Mise à jour le 01 mai 2013

Accord signé au pied de l'Everest, malgré les versions discordantes

Pugilat au sommet pour le célèbre alpiniste bernois Ueli Steck.
Ueli Steck a été impliqué dans une bagarre avec des sherpas au pied de l'Everest. [DR]
Un accord a été signé suite à la dispute qui a opposé samedi dans l'Everest des alpinistes occidentaux, dont le Suisse Ueli Steck, à des sherpas. Les versions des deux camps demeurant discordantes, l'enquête népalaise se poursuit.

"Lundi, nous nous sommes retrouvés au camp de base. Tous les chefs de l'expédition étaient présents ainsi que notre escorte. Nous avons tous signé un accord", a expliqué mercredi Ueli Steck dans une interview accordée à "Migros-Magazine". (Lire: Une star de l'alpinisme suisse mêlée à un pugilat violent au pied de l'Everest )

Selon le montagnard bernois, ce texte stipule que par un "malencontreux hasard, notre équipe et les sherpas se sont télescopés" à proximité du camp numéro 3, situé à plus de 7000 mètres d'altitude. L'accord précise que "de tels événements ne doivent plus jamais se reproduire".

"Quelques jurons"

Alors que les trois hommes se dirigeaient vers le camp numéro 3, ils ont aperçu une équipe de sherpas qui souhaitait assurer la même route, explique Ueli Steck. "Pour ne pas les gêner, nous nous sommes déplacés de 50 mètres", une manoeuvre que "n'ont pas du tout appréciée" les sherpas.

Une fois parvenus au camp, les trois Occidentaux ont été apostrophés par le leader des sherpas, qui a fait des moulinets avec ses deux piolets, poursuit l'alpiniste. "Simone a haussé le ton et lâché quelques jurons", après quoi la tension a augmenté: selon Ueli Steck, "une centaine de sherpas se sont rués sur nous", assure-t-il.

ats/mre

Versions discordantes

Interrogé par la publication "Outside Magazine", un autre alpiniste logeant au camp numéro 3 présente les faits différemment que l'alpiniste suisse. Selon l'Américain Garrett Madison, les sherpas auraient demandé à Steck et Moro d'attendre qu'ils aient préparé des cordes pour commencer leur ascension. "Simone a commencé à hurler, notamment avec des mots incendiaires."

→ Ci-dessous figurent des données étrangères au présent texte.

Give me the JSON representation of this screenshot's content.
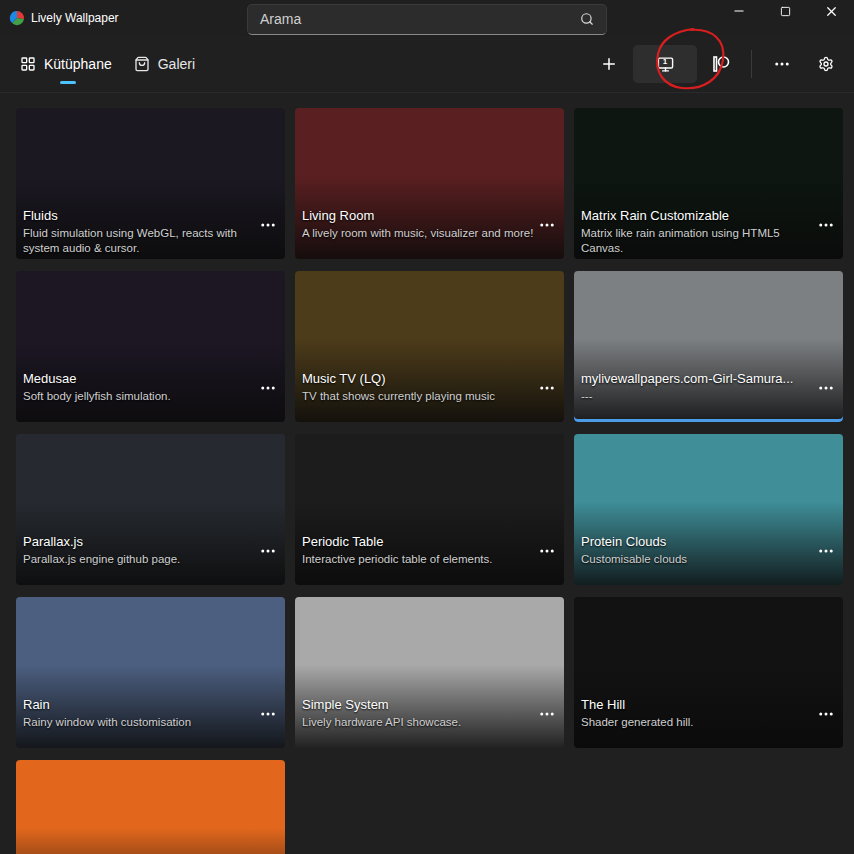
{
  "window": {
    "title": "Lively Wallpaper"
  },
  "search": {
    "placeholder": "Arama"
  },
  "tabs": [
    {
      "label": "Kütüphane",
      "selected": true
    },
    {
      "label": "Galeri",
      "selected": false
    }
  ],
  "toolbar": {
    "monitor_number": "1",
    "monitor_selected": true
  },
  "wallpapers": [
    {
      "title": "Fluids",
      "description": "Fluid simulation using WebGL, reacts with system audio & cursor.",
      "selected": false,
      "color": "#1b1822"
    },
    {
      "title": "Living Room",
      "description": "A lively room with music, visualizer and more!",
      "selected": false,
      "color": "#5a1f20"
    },
    {
      "title": "Matrix Rain Customizable",
      "description": "Matrix like rain animation using HTML5 Canvas.",
      "selected": false,
      "color": "#0d1610"
    },
    {
      "title": "Medusae",
      "description": "Soft body jellyfish simulation.",
      "selected": false,
      "color": "#1d1724"
    },
    {
      "title": "Music TV (LQ)",
      "description": "TV that shows currently playing music",
      "selected": false,
      "color": "#4d3c1a"
    },
    {
      "title": "mylivewallpapers.com-Girl-Samura...",
      "description": "---",
      "selected": true,
      "color": "#7d8083"
    },
    {
      "title": "Parallax.js",
      "description": "Parallax.js engine github page.",
      "selected": false,
      "color": "#262a30"
    },
    {
      "title": "Periodic Table",
      "description": "Interactive periodic table of elements.",
      "selected": false,
      "color": "#1c1c1c"
    },
    {
      "title": "Protein Clouds",
      "description": "Customisable clouds",
      "selected": false,
      "color": "#3f8e98"
    },
    {
      "title": "Rain",
      "description": "Rainy window with customisation",
      "selected": false,
      "color": "#4c5f80"
    },
    {
      "title": "Simple System",
      "description": "Lively hardware API showcase.",
      "selected": false,
      "color": "#a9a9a9"
    },
    {
      "title": "The Hill",
      "description": "Shader generated hill.",
      "selected": false,
      "color": "#121212"
    },
    {
      "title": "",
      "description": "",
      "selected": false,
      "color": "#e2671d"
    }
  ]
}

Plus tard, un autre alpiniste occidental, n'ayant rien à voir avec cette première dispute, aurait jeté de l'huile sur le feu en s'en prenant physiquement à un sherpa, a précisé Garrett Madison. Sa compatriote Melissa Arnot, qui a également assisté à la bagarre, a de son côté indiqué à la chaîne ABC "que les alpinistes étrangers sont fautifs et que les sherpas ont fait des erreurs de communication."